13\. Whenever you feel like you can't possibly work, remind yourself that this
might not be a true feeling. Concentration can take time to build up, for me
its often something like 20 minutes (which is, incidentally why my meditation
book says you should meditate for at least 45 minutes - the first 15-20 are
just warm up - the productive work gets done in the last half hour). Pick the
smallest possible thing related to your work, no matter how small or stupid it
feels, and do it. E.g. for me, as a programmer:

\- I suppose in order to work I have to open my IDE. I guess I can do that.
Here it is on my task bar. Click. OK first step complete.

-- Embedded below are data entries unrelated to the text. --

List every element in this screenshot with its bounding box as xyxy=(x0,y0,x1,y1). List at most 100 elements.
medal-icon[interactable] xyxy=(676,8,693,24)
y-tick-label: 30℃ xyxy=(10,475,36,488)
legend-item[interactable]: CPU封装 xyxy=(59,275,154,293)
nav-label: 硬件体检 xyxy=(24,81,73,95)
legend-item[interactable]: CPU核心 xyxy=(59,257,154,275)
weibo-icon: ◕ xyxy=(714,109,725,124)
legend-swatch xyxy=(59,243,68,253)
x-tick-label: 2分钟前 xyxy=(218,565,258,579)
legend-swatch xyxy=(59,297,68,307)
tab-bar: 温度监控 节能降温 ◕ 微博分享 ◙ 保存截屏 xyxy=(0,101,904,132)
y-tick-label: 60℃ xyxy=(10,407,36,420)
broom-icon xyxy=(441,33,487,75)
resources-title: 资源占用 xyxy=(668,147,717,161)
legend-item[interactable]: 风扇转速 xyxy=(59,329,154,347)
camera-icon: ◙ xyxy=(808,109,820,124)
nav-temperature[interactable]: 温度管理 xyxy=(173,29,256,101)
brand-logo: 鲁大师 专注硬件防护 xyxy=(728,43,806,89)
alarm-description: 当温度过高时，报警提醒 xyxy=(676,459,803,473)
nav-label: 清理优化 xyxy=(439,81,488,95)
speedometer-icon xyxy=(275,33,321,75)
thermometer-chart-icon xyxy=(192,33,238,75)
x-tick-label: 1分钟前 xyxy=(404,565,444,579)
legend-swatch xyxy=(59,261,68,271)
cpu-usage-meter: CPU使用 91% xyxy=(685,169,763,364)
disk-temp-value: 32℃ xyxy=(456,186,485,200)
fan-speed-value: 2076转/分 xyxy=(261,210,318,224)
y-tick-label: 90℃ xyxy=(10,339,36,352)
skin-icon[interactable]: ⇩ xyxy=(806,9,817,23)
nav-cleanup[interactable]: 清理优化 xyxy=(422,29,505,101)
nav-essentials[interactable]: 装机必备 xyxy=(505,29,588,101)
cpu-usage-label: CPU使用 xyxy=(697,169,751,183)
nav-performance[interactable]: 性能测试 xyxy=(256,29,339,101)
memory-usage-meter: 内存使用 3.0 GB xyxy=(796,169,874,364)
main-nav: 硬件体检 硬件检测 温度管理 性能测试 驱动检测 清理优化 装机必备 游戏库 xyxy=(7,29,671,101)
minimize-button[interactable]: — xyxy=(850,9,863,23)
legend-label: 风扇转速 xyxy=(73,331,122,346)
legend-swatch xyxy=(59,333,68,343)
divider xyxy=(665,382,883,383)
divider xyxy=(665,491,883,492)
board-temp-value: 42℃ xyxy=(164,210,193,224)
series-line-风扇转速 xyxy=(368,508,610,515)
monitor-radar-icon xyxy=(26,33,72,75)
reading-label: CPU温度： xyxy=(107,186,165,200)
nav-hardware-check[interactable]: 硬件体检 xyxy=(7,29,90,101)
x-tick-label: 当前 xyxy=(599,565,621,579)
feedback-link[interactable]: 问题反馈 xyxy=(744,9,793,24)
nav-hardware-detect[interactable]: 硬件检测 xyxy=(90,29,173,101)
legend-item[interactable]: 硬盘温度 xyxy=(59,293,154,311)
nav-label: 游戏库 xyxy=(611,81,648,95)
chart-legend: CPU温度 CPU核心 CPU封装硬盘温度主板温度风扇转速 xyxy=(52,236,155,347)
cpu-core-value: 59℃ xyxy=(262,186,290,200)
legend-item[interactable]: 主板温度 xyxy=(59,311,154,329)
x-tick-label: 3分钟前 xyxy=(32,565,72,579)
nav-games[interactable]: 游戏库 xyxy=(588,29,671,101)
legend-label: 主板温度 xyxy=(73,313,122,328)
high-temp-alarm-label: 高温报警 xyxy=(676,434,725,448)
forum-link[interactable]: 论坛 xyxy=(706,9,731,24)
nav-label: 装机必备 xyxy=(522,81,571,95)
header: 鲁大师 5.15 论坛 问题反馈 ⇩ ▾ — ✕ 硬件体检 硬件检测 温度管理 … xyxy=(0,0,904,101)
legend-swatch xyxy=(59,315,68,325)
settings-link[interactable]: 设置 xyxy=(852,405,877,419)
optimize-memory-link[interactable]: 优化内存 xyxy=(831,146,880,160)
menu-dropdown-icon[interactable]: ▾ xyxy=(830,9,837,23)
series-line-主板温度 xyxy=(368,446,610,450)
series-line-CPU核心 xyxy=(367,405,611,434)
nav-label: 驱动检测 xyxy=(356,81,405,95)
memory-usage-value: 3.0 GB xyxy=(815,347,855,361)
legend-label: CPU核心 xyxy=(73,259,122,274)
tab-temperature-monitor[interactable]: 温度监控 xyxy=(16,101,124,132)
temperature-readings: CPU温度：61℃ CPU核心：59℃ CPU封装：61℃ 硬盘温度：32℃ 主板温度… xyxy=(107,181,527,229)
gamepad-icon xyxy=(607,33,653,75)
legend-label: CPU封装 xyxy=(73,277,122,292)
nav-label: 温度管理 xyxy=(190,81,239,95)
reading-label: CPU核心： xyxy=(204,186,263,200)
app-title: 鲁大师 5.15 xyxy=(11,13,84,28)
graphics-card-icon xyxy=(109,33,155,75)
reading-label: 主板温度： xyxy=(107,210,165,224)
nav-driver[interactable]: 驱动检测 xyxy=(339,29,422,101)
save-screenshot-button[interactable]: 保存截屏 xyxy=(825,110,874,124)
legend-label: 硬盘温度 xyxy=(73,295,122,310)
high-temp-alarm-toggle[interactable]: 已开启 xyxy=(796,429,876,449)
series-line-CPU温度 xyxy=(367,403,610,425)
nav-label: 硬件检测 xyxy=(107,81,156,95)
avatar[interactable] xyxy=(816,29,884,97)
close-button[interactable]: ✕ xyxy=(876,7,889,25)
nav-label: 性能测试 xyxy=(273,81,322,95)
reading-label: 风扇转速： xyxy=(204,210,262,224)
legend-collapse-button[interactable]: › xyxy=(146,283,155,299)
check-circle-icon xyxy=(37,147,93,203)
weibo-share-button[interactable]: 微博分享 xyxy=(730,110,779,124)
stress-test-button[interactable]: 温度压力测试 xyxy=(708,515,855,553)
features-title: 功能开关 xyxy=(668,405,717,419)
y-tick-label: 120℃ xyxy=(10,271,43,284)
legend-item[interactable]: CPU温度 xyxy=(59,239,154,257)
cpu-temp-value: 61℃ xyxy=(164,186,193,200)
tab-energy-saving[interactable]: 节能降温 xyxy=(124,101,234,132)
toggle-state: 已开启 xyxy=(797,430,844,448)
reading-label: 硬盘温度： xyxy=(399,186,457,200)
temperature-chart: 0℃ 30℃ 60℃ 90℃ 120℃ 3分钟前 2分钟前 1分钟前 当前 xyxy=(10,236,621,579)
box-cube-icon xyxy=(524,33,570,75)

\- I suppose in order to continue to work I should open the project I need to
work on. I guess that's doable without thinking. File > Open > Foo.project.
Exhale.

\- OK. OK. OK. I suppose, if I were working the next thing I would need to do
is find the file I need to edit and open it. (Or remember what the last thing
I was working on). OK. Remembered. File navigated to. File open.

\- Exhale. OK. I suppose, if I were working the next thing I would need to do
is find the function I was last editing. what was it called again? I don't
remember, just diff with source control. Ah, OK foobardef. Close diff. Go back
to file. Control-F foobardef.

\- What was I trying to do again, OK, I guess let's figure out where I left
off by skimming or reading the code that's there...

etc, etc, etc...